Feature - Datasets

Transforming Data Into Information!

A critical factor in the advancement of outcomes research is the ease with which data can be correctly entered, organized in meaningful ways, analyzed, and disseminated to research and healthcare staff, subjects, and the academic community. Studytrax is specifically designed to facilitate this process. The center piece of the entire analytical process is building datasets.

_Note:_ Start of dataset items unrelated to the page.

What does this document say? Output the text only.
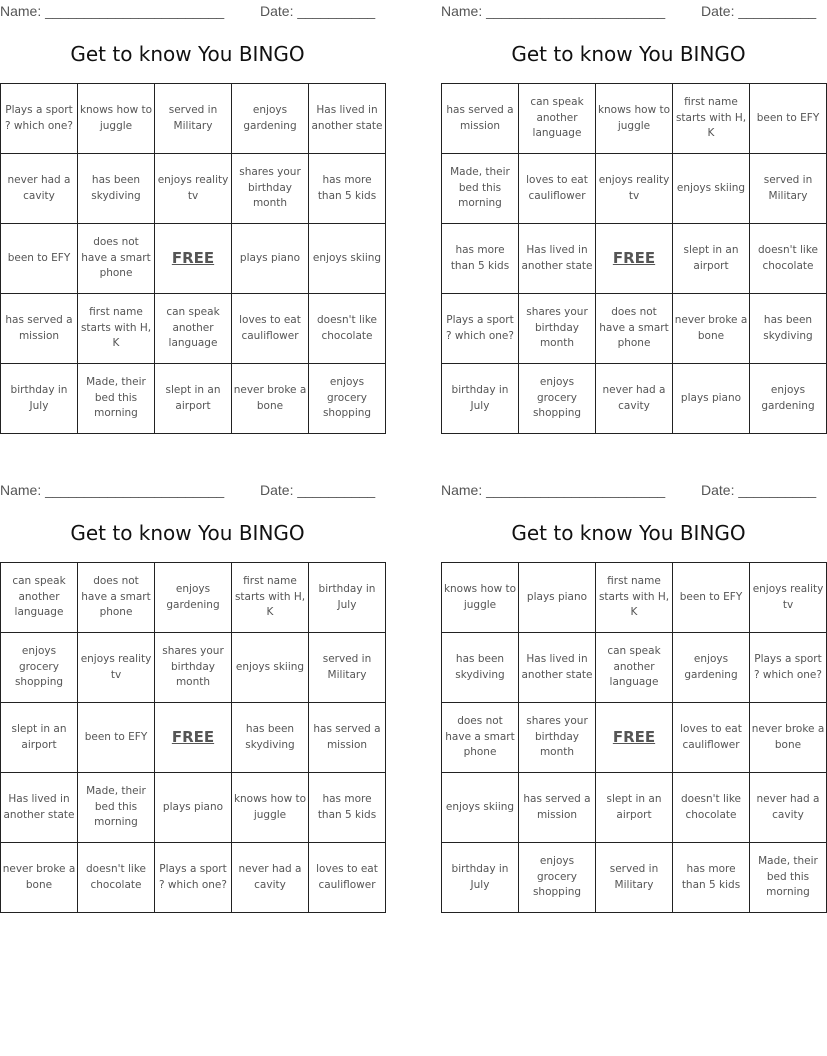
Name: _______________________	Date: __________
Get to know You BINGO
Plays a sport ? which one?	knows how to juggle	served in Military	enjoys gardening	Has lived in another state
never had a cavity	has been skydiving	enjoys reality tv	shares your birthday month	has more than 5 kids
been to EFY	does not have a smart phone	FREE	plays piano	enjoys skiing
has served a mission	first name starts with H, K	can speak another language	loves to eat cauliflower	doesn't like chocolate
birthday in July	Made, their bed this morning	slept in an airport	never broke a bone	enjoys grocery shopping
Name: _______________________	Date: __________
Get to know You BINGO
has served a mission	can speak another language	knows how to juggle	first name starts with H, K	been to EFY
Made, their bed this morning	loves to eat cauliflower	enjoys reality tv	enjoys skiing	served in Military
has more than 5 kids	Has lived in another state	FREE	slept in an airport	doesn't like chocolate
Plays a sport ? which one?	shares your birthday month	does not have a smart phone	never broke a bone	has been skydiving
birthday in July	enjoys grocery shopping	never had a cavity	plays piano	enjoys gardening
Name: _______________________	Date: __________
Get to know You BINGO
can speak another language	does not have a smart phone	enjoys gardening	first name starts with H, K	birthday in July
enjoys grocery shopping	enjoys reality tv	shares your birthday month	enjoys skiing	served in Military
slept in an airport	been to EFY	FREE	has been skydiving	has served a mission
Has lived in another state	Made, their bed this morning	plays piano	knows how to juggle	has more than 5 kids
never broke a bone	doesn't like chocolate	Plays a sport ? which one?	never had a cavity	loves to eat cauliflower
Name: _______________________	Date: __________
Get to know You BINGO
knows how to juggle	plays piano	first name starts with H, K	been to EFY	enjoys reality tv
has been skydiving	Has lived in another state	can speak another language	enjoys gardening	Plays a sport ? which one?
does not have a smart phone	shares your birthday month	FREE	loves to eat cauliflower	never broke a bone
enjoys skiing	has served a mission	slept in an airport	doesn't like chocolate	never had a cavity
birthday in July	enjoys grocery shopping	served in Military	has more than 5 kids	Made, their bed this morning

This website is designed as a big-picture guide to functionality supporting building datasets in Studytrax. Please send any questions or feedback to support ( support@studytrax.com).

Overview

Use Studytrax to centralize the analytical process, easily create and transfer datasets, and leverage integrated analytical tools.

  • Key Features
    1. Organize analytical activities across one or more studies
    2. Build datasets using a point and click interface
    3. Datasets may contain,
      • Any variable within or across forms
        • Raw variable value
        • Recoded variables (e.g., dummy coding, collapsing 8 groups to 3 groups)
        • Calculated variables (e.g., rate of change)
      • Automatically generated system variables
        • Medication Use (automatically matched with visit date)
          • Single Medication
            • Dose
            • Ever used (0 = No, 1 = Yes)
          • Across Multiple Medications
            • Dose equivalency scale
            • Ever used any in list (0 = No, 1 = Yes)
        • Time to study events (e.g., number of days from enrollment to 'Month 3 visit')
        • Event Status (e.g., a variable coded indicate whether event due, such as, Is 'Year 3 Follow-up' due || No = 0, Yes = 1||)
        • Coded site variable
        • Randomization ID and group status
      • Filters (e.g., query of all those with a 50% or more change in the main study endpoint over time)
      • Integrated data consolidate routines (e.g., the first and last blood pressure reading for all subjects, independent of start date)
    4. Integrated data cleaning and scrubbing routines
      • Descriptive statistics
      • Outlier identification
      • More...
    5. Export to statistical packages (e.g., SPSS, SAS, Excel) or generic CSV file
  • Examples
    1. Single study dataset of all variables, forms and visits.
    2. Dataset with automatically calculated survival length and censored event variables for generating survival curves.
  • What To Consider
    1. What dataset layout (e.g., one row per subject vs. one row per subject per visit) and data transformations (e.g., recoded variables, calculated variables, etc.) would best facilitate the analytical plan?
    2. What are the planned data queries?